Chronically Challenged: A Friday the 13th Love Story V

FICTION – FOWC & RDP

Chapter 5:

Jam, Jealousy, and Slightly Too Much Honesty

Fiona hadn’t said anything since Hamilton vanished back into the tavern.

Not a joke. Not a sigh. Not even a dry remark about 18th-century masculinity or the aggressive scent of wig powder.
Just quiet.

She sat on the bench with her spine too straight, her fingers tracing the curve of a splintered edge. Her eyes weren’t blank, precisely—they were calculating, restless, staring somewhere three centuries ahead.

Elliot stood nearby, fiddling with the time device for the fifth time. The screen still blinked its error message like a stubborn ghost. He wasn’t trying to fix it. Not really. He just needed something to do with his hands, so he didn’t clench them again.

The silence between them had texture now—dry, itchy, like wool on bare skin.

Say something, he thought. Make a joke. Ask if she wants to go back in there and debate Hamilton to death.
But every thought got stuck in the same loop:
She lit up when he looked at her. She didn’t with me.

So instead, he snapped the back cover onto the chrono-device a little too hard and said, “I’m gonna try to trade for socks or bread or something.”

“I’ll come,” Fiona said too fast, already standing.

They walked shoulder to shoulder but out of sync, her footsteps crisp and narrow, his looser, uneven. The colonial town buzzed around them—smoke drifting from chimneys, cartwheels clunking over stone, and a blacksmith hammering metal with the rhythm of someone trying to outrun his own thoughts.
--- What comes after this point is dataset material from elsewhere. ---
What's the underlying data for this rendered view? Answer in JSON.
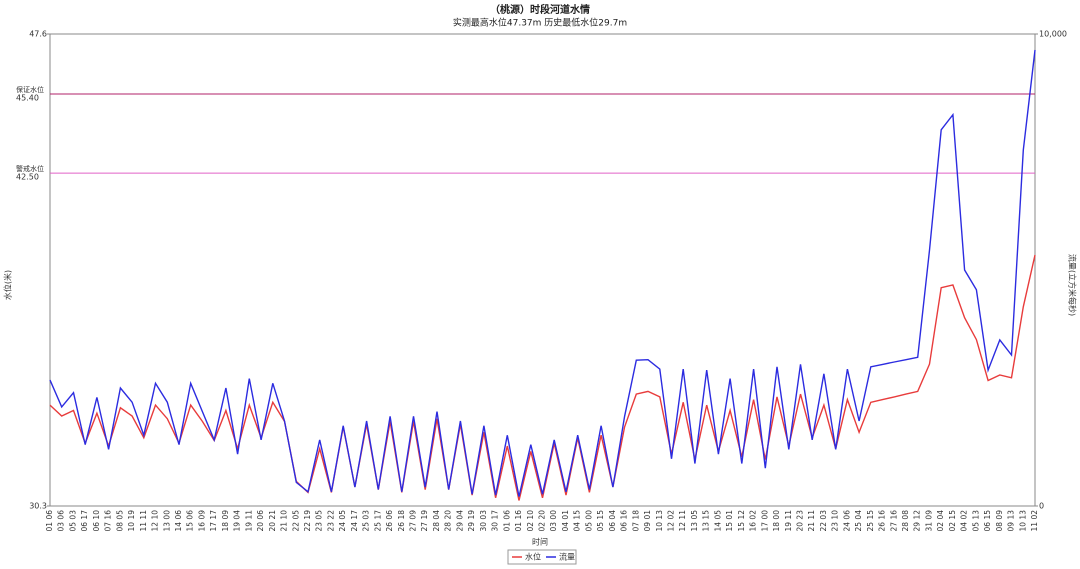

Fiona inhaled the sharp tang of hot iron, woodsmoke, and sweat. Her borrowed clothes scratched at her skin with every step. She didn’t belong here. She felt it in her bones, her teeth, the small of her back.
And still, what stung more was Elliot’s silence.

He hadn’t even cracked a joke when they passed the pig in a bonnet earlier. That wasn’t just weird. That was apocalyptic.

He’s mad, she thought. Not joking is his version of yelling.

She cleared her throat. “About earlier…”

“You don’t have to explain,” he said, eyes on the ground.

“But I want to.”

“No, you don’t. You want to make it okay.”

That stopped her like a slap. “Is that a bad thing?”

“It is if it skips the part where you admit it wasn’t.”

Her throat tightened. The air felt heavier suddenly, or maybe it was just the weight of all the things she hadn’t said.

“You think I liked him.”

Elliot finally looked at her. “You didn’t exactly hate it.”

“No,” she said, her voice quiet but steady. “But I didn’t exactly like being invisible either. By you.”

His mouth opened slightly. “I wasn’t ignoring you.”

“You were fading,” she said. “You do this thing where you tuck behind your humor and act like if you’re quiet enough, nobody will notice you’re scared. But I did notice. I noticed everything. I asked you out, Elliot. I took the risk. And since then, I’ve been wondering if you’re even really on this date with me… or just tagging along.”

The words hit harder than she expected. Saying them out loud made them real, sharp as cut glass.

Elliot exhaled, like something cracked in him, too. He shoved his hands in his coat pockets and kicked a loose stone across the road.

“I didn’t think I had a chance,” he admitted. “Not with someone like you.”

She blinked. “Someone like me?”

“Confident. Brilliant. You plan your outfits. I sometimes forget if I’m wearing shoes. I figured… maybe if I kept things casual, you wouldn’t see how far out of my depth I am.”

Her voice dropped. “So your strategy was what, to underwhelm me into settling?”

“No,” he said, frustrated. “To keep you from seeing how hard I was falling.”

The silence between them shifted again—warmer now, but heavier.

“I don’t want to be a background character in your life,” he said. “I don’t want to be a lab footnote or a failed experiment. I want to be part of—”
He hesitated. “—us. If that’s even a thing.”

Fiona’s heart squeezed. Her throat ached. Somewhere under the ache, something softened.

“I don’t need safe,” she said. “I need real. Even if that means fights and flaws and awkwardness and you occasionally brooding in silence until you pop like a shaken soda.”

He smiled faintly. “You saying I’m the brooding type?”

“I’m saying if I have to date a man who wears the same Ramones shirt three times a week, I want to know he can show up when it counts.”

They stood in the middle of the muddy road, neither caring anymore about the people staring or the drizzle starting to fall.

A jar of jam tipped off a vendor’s shelf beside them and shattered in slow motion—glass and berries bursting across the stones. A goat immediately trotted over to investigate.

Fiona watched it without blinking. “If that goat licks my boot, I’m going to time travel myself into a wall.”

Elliot reached out and gently tugged her away. “Let’s walk.”

They moved forward, together this time. Still quiet, but less fragile. Not quite us, not yet. But no longer, maybe.